Senada dengan yang disampaikan Ris, salah seorang penerima manfaat program RTLH.
"Saya sekeluarga sangat bersyukur dengan anugerah ini. Gubuk yang tiris dan berlantaikan tanah telah berubah rupa menjadi hunian yang nyaman. Bagi saya, ini sudah seperti istana. Seminggu lagi, saya dan anak - anak di rantau bisa berkumpul bersama di hunian baru ini. Teringat rengek cucu yang tahun lalu mengeluhkan rembesan air hujan yang meniris dari atap yang bocor. Kini saya tak perlu khawatir lagi karena hunian yang saya tempati sekarang ini kondisinya jauh lebih nyaman. Tak sabar ingin segera berkumpul bersama anak dan cucu pada lebaran tahun ini. Sekali lagi, terima kasih ya Allah, jaya selalu Prajurit TNI AD," ungkapmya bersemangat.

Harapan baru, merayakan Idul Fitri 1446 H bersama keluarga di rumah yang baru ditempati warga penerima manfaat program RTLH. (Foto: Satgas Kodim 0304/Agam).
Rasa kagum dan bangga pada ranah tercinta disampaikan Milna, perantau yang baru saja menapakkan kaki di tanah kelahirannya, Nagari Balingka. Ia mengungkap rasa kagumnya akan wajah baru nagari.
"Sudah banyak perubahan, terutama untuk fasilitas air bersihnya. Dulu saat pulang ke kampung, anak- anak mengeluhkan air bersih yang susah dicari. Kini sudah dibangun pada beberapa titik sehingga perantau yang pulang tahun ini tak bakalan canggung. Jalan baru juga sudah dibuka dan mesjid untuk salat Idul Fitri juga sudah selesai direnovasi. Pulang kampung tahun ini terasa beda," jelas ibu dua anak ini kepada penulis, Kamis, (20/3/2025).
TMMD 123 Nagari Balingka Pupus Duka Warga, Sambut Idul Fitri dalam Nuansa Suka Cita
Badai pasti berlalu, itulah ungkapan untuk menggambarkan suasana kehidupan warga di Nagari Balingka usai berakhirnya program tahunan TMMD 123. Kesedihan dan sikap pasrah warga telah berganti suasana ceria dan sikap optimis menjalani hari esok yang lebih menjanjikan. TMMD 123 Nagari Balingka menyorot keterbelakangan yang terpampang nyata selama puluhan tahun. Keprihatinan yang nyaris tak tersentuh pada akhirnya tumbuhkan semangat kolaborasi yang diinisiasi TNI AD. Pernyataan tersebut diungkap Danrem 032 Wirabraja, Brigjen TNI Mahfud.

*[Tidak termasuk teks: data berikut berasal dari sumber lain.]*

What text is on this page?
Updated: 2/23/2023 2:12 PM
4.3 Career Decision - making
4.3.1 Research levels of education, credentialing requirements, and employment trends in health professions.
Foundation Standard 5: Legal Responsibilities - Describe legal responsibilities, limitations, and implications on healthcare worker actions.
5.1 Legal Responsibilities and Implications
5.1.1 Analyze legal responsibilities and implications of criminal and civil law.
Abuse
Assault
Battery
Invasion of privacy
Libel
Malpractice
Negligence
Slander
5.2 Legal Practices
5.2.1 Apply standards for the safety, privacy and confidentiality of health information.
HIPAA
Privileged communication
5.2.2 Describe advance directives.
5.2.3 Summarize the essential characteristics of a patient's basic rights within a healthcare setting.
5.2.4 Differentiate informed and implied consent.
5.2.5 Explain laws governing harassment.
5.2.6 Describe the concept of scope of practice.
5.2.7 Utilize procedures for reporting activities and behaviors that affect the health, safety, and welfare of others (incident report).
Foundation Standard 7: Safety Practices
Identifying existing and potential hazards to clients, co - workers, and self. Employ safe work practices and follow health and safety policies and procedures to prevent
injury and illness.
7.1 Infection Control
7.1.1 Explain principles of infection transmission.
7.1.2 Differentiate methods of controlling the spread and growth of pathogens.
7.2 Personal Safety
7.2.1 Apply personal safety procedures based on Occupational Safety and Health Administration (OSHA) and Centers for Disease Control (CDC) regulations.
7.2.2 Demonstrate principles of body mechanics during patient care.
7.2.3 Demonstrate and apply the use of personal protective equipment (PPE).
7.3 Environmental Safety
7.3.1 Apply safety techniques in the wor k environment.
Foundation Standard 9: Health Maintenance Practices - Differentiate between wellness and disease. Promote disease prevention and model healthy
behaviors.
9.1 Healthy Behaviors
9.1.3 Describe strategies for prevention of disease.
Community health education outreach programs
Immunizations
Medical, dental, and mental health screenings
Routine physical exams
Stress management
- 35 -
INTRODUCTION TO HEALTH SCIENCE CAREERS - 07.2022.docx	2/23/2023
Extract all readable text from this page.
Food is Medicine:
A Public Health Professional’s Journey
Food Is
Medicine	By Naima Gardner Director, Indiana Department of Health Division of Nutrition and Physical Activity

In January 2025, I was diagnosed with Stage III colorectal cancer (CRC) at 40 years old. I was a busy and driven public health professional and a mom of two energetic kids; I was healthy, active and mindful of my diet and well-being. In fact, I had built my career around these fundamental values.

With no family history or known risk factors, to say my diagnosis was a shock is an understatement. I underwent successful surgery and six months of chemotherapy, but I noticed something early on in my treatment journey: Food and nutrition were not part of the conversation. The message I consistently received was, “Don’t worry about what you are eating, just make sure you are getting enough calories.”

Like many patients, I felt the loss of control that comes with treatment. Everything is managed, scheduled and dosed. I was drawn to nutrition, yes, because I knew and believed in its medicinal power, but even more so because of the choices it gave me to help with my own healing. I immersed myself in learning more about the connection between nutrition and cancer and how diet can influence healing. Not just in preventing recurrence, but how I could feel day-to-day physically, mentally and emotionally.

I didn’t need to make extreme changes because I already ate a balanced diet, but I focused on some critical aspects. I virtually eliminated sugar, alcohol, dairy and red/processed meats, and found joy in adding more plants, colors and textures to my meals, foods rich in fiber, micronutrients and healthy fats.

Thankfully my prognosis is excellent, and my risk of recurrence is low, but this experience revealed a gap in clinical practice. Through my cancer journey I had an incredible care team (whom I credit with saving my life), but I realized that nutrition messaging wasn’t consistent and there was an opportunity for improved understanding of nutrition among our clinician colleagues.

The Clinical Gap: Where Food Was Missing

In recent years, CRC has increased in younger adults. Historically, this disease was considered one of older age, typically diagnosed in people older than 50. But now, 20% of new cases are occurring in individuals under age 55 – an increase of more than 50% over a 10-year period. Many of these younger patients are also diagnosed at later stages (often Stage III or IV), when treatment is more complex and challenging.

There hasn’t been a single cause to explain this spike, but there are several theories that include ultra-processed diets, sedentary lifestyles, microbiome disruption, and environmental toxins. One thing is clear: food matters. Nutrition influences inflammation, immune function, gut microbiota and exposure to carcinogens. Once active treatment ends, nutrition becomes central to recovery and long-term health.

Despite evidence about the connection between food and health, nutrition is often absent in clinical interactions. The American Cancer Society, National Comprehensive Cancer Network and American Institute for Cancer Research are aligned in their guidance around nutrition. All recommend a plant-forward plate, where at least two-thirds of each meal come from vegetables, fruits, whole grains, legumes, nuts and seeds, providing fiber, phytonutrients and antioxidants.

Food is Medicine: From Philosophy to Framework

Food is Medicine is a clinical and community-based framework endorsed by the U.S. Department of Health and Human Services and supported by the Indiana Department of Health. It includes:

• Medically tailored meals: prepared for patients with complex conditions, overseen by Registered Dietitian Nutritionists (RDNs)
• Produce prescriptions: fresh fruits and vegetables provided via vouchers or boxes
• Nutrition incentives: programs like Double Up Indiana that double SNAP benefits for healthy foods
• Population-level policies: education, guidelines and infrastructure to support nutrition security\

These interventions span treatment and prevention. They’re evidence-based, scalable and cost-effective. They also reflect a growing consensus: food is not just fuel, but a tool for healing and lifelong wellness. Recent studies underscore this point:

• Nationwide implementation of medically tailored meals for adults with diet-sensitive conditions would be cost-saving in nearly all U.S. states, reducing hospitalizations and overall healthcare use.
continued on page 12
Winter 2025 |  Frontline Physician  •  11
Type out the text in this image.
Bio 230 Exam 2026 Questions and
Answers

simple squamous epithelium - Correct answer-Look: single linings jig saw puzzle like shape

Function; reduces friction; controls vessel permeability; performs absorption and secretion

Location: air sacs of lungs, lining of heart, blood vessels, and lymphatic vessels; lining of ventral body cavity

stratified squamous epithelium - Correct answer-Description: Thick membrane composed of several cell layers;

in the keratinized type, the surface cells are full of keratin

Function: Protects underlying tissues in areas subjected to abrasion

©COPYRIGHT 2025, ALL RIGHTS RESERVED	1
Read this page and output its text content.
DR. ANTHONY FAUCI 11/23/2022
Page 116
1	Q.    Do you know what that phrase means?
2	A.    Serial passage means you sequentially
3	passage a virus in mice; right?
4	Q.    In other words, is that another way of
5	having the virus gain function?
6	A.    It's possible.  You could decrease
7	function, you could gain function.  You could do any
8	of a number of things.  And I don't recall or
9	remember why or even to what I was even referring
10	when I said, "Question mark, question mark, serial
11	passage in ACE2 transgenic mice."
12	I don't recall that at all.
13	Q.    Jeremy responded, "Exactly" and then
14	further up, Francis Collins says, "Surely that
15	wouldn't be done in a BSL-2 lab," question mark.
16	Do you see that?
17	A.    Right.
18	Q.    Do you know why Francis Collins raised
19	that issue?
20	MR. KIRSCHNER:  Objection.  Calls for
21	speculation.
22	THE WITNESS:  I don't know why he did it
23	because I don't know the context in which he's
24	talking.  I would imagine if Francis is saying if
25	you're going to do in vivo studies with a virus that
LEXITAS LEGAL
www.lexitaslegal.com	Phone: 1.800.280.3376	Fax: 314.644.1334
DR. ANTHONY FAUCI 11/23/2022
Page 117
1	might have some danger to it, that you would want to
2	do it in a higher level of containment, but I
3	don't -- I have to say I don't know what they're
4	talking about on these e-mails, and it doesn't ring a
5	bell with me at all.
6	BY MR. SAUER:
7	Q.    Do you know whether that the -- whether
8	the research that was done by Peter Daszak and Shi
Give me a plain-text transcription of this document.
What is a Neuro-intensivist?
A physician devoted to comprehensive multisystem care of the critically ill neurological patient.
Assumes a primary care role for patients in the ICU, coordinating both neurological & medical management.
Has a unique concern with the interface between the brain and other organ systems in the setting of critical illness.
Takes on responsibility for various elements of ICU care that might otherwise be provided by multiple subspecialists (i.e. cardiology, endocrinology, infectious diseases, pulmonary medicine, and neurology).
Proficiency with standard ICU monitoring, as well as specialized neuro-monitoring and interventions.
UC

Menurutnya, kesenjangan pembangunan di daerah coba dicarikan solusinya melalui kolaborasi TNI AD dengan pemerintah daerah serta stakeholder lainnya. Bagaimana menciptakam suasana kemerdekaan yang memberikan kontribusi yang sama pada seluruh rakyat Indonesia melalui program rutin TNI AD tersebut.
“Sudah lebih dari 60 tahun penyelenggaraan TMMD di pelosok nusantara dan sejauh itu TNI AD mengalirkan kontribusinya pada negeri. Bagaimana menata kesenjangan roda pembangunan agar bisa berjalan seirama sehingga kelanjutannya tidak menimbulkan pro dan kontra. Secara bertahap, TNI menyisir kesenjangan yang ada dan merangkulnya bersatu padu dalam cita-cita yang sama,” terang Danrem 032 Wirabraja.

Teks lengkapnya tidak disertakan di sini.